Evans poured money and sweat into the business since he bought the former Capri Pizza site five years ago, said Wesley, who helped him fix up the building. Evans was determined to make a good living for his family and a comfortable place for families to eat good food.

"He spent a year working on it before he opened it," Wesley said. "He worked seven days a week."

At first, it was mostly a carryout with just one long bar table on the first floor. 

"The first time my husband and I went, he had a few high-back seats on the first floor. We wanted drinks and he said, ‘I don't have any, but you can go over to CVS and get it,' so we did," Irwin said. "We chatted about the business and the community. After we paid, I think we stayed and talked for 15 or 20 minutes. I looked forward to going back, and we did several times."

Wesley remembered when Evans hired people to march along nearby Vine Street carrying a sign advertising his restaurant. When they walked past Frisch's, the manager got angry and came to the pizzeria, and the manager and Evans had words, Wesley said.

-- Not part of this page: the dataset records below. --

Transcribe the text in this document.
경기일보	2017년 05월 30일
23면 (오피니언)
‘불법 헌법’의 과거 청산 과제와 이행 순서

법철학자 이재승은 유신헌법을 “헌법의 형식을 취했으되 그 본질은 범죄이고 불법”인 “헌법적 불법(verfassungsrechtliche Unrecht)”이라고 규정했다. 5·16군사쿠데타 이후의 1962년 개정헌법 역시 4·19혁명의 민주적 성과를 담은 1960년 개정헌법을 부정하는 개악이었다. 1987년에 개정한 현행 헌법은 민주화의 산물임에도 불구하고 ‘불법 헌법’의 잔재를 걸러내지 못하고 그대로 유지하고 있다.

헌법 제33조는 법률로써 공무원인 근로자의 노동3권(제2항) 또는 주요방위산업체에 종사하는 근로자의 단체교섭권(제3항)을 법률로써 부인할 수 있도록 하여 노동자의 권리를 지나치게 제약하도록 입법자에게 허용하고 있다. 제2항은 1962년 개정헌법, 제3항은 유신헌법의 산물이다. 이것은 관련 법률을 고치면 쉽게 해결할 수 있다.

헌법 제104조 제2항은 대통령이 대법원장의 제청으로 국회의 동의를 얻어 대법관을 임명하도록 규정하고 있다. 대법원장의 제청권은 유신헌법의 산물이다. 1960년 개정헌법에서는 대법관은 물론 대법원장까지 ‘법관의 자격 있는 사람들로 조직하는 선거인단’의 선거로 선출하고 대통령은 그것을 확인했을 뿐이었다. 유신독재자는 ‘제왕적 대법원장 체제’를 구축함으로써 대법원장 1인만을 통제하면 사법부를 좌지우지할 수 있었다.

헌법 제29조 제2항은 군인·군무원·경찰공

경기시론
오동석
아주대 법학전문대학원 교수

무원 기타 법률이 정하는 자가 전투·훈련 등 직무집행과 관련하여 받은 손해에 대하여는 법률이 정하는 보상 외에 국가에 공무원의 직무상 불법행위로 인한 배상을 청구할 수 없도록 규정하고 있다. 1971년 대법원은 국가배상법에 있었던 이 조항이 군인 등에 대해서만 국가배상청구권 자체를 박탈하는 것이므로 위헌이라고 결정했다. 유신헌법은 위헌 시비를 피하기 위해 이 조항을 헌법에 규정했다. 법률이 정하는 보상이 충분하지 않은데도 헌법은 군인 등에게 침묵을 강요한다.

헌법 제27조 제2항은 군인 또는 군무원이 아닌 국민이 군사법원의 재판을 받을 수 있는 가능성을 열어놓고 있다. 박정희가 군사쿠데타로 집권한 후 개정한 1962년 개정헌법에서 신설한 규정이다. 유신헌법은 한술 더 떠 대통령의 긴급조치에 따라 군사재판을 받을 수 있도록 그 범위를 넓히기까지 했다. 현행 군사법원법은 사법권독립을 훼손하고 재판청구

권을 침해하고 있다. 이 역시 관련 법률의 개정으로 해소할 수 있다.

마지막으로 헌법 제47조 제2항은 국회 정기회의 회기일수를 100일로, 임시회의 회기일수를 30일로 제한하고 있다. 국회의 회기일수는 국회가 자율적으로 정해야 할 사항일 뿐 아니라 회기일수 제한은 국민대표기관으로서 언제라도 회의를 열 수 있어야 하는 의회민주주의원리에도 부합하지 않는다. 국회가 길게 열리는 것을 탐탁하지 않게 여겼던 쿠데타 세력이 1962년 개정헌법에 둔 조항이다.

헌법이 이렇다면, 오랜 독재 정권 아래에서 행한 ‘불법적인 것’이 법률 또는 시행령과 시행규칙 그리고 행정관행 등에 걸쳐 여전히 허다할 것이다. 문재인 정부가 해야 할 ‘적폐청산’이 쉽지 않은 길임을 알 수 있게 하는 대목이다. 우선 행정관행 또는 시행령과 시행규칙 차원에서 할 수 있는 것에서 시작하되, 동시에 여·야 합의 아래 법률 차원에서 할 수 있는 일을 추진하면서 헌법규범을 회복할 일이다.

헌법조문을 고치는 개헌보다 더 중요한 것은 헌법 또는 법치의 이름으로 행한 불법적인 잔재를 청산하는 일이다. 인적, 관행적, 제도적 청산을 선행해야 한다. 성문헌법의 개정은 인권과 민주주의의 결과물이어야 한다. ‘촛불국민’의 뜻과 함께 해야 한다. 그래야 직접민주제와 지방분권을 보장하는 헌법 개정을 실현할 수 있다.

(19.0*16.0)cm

"Rich said it was pretty bad when a big restaurant like Frisch's was worried about a little shop like his," Wesley said. "He was a go-getter."

Last year, Evans started renovating the attic and eventually turned it into a dining room with seating for 35.

"Rich loved his family and I think that's why he was so determined to have a comfortable place where families could come and have a good meal," Wesley said.

Murray said Evans enjoyed taking his family to other "mom-and-pop" restaurants where they could get good, healthy food and he could talk to the owner and manager about their business.

"They ate healthy. The children were always well-dressed and well-mannered. They were absolutely delightful. They were home-schooled. You could see they were products of good parenting," she said.

Wesley said Evans started cutting back his business hours when his second and third children were born. At the time of the shooting, the pizzeria was open 4-8 p.m. five nights a week and 4-9 on Saturday.

"The kids were always in the back room playing with toys," said Fields. "The back room was visible from the kitchen so they were never out of his sight. Plus, he had a camera in there."

Evans' wife and kids – ages 8, 5 and 18 months – were in the restaurant when the shooting took place. His wife and kids were not hurt.

Wesley said Evans' older kids used to stand near his chain-link fence and call to his dogs, a pit bull and a Chihuahua. A few days after the shooting,  the 8-year-old boy was standing there again and spoke to Wesley.

"I made my dad a birthday card, but somebody shot him," the boy said.

"That tore me up," Wesley said, standing in his driveway a few feet from the restaurant.

"I always thought Rich would be here as long as I would."